2. Smallcase invests in a particular theme like green energy or defense with a number of stocks dedicated central to the theme. Mutual funds invest across sectors. In this way, the mutual fund offers greater diversity to the investors while the tide can go against a particular smallcase theme. Therefore mutual funds may turn out to be a better hedge against volatility as they may invest across industries and cycles.

3. There is no lock-in period in smallcases. The investors can exit from their investment at any time of their choice while in some mutual fund schemes there is an exit load which is to discourage investors to exit in the short term. In the ELSS schemes of mutual funds, there is a lock-in period of 3 years where the investors can’t exit their investments. There is no exit load in the smallcases.

4. In mutual funds there are charges known as the expense ratio which could be up to 1.5 to 2 percent of the amount invested. The expenses in the smallcase are significantly lower than the mutual funds.

5. The smallcase investors have ownership rights in the stocks which are there in their portfolio. In the case of mutual funds the investors do not have stakes in the companies but hold the units of the mutual funds.

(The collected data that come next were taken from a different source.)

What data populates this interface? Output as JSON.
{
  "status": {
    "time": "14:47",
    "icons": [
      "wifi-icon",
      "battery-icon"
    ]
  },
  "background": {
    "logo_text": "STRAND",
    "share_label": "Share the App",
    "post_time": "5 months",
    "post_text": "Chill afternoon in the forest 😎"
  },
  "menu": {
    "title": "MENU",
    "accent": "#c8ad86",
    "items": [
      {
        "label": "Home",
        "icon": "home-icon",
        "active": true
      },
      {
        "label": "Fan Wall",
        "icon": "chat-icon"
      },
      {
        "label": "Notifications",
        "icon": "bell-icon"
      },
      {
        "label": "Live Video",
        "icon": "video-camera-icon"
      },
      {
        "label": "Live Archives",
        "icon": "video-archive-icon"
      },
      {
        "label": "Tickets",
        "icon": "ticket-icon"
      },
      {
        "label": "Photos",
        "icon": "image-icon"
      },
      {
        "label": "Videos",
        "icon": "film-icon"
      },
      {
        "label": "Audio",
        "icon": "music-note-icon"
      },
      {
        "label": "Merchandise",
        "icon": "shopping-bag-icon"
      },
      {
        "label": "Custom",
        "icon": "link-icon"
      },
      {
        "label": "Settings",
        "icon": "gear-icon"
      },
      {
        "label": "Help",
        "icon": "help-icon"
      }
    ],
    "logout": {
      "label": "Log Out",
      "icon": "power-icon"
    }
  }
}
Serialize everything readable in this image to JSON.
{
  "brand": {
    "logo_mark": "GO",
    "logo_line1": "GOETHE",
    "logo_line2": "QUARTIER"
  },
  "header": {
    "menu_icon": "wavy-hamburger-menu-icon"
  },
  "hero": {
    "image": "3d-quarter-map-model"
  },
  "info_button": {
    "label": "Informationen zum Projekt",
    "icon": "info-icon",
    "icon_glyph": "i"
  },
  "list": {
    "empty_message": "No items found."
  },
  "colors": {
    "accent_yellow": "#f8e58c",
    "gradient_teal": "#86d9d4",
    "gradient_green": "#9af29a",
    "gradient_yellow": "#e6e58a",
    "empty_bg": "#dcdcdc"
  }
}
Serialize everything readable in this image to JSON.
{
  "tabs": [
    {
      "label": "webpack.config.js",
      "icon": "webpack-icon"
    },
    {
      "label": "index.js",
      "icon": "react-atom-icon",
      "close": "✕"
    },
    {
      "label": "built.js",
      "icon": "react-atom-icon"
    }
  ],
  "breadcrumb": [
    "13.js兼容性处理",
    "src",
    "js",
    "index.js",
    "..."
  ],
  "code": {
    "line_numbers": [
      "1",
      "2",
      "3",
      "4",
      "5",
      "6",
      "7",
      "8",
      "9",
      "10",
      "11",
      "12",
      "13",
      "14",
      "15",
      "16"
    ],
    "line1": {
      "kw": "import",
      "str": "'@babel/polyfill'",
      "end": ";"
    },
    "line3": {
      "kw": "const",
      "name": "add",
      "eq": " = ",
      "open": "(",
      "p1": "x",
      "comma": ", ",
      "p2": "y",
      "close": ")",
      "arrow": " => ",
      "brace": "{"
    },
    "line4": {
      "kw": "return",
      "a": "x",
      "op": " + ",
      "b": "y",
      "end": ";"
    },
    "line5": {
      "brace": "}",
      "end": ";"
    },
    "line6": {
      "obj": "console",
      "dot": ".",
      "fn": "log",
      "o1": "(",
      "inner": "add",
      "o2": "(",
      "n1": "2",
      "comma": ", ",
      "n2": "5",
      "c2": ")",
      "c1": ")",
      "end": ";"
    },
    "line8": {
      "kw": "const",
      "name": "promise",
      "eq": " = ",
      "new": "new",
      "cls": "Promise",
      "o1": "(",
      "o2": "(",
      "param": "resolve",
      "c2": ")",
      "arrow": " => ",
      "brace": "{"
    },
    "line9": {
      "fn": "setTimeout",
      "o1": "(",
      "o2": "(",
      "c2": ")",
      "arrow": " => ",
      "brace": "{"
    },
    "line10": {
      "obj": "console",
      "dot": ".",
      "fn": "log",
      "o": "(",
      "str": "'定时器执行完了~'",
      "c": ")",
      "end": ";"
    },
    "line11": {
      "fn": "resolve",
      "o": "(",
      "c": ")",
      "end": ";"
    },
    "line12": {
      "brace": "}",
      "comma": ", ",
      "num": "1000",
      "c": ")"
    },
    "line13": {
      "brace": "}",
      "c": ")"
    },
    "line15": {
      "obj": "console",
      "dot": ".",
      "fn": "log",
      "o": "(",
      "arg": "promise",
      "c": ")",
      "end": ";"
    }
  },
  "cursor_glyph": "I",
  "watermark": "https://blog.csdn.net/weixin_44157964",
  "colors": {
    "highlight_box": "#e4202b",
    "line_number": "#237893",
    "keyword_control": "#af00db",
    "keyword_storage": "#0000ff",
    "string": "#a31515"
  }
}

6. There is higher volatility in smallcases as they invest in a specific idea or strategy. Mutual funds spread their investments across companies and sectors so there is less volatility during the market’s ups and downs.

7. Investment in small cases requires a small amount of research to find the best smallcase to invest but a person may invest in a mutual fund without any knowledge of the stock market as the fund manager will carry out all the research.

A smallcase could be an excellent avenue to grow wealth for an investor who will have to keep track of the market and learn when to exit from their investment.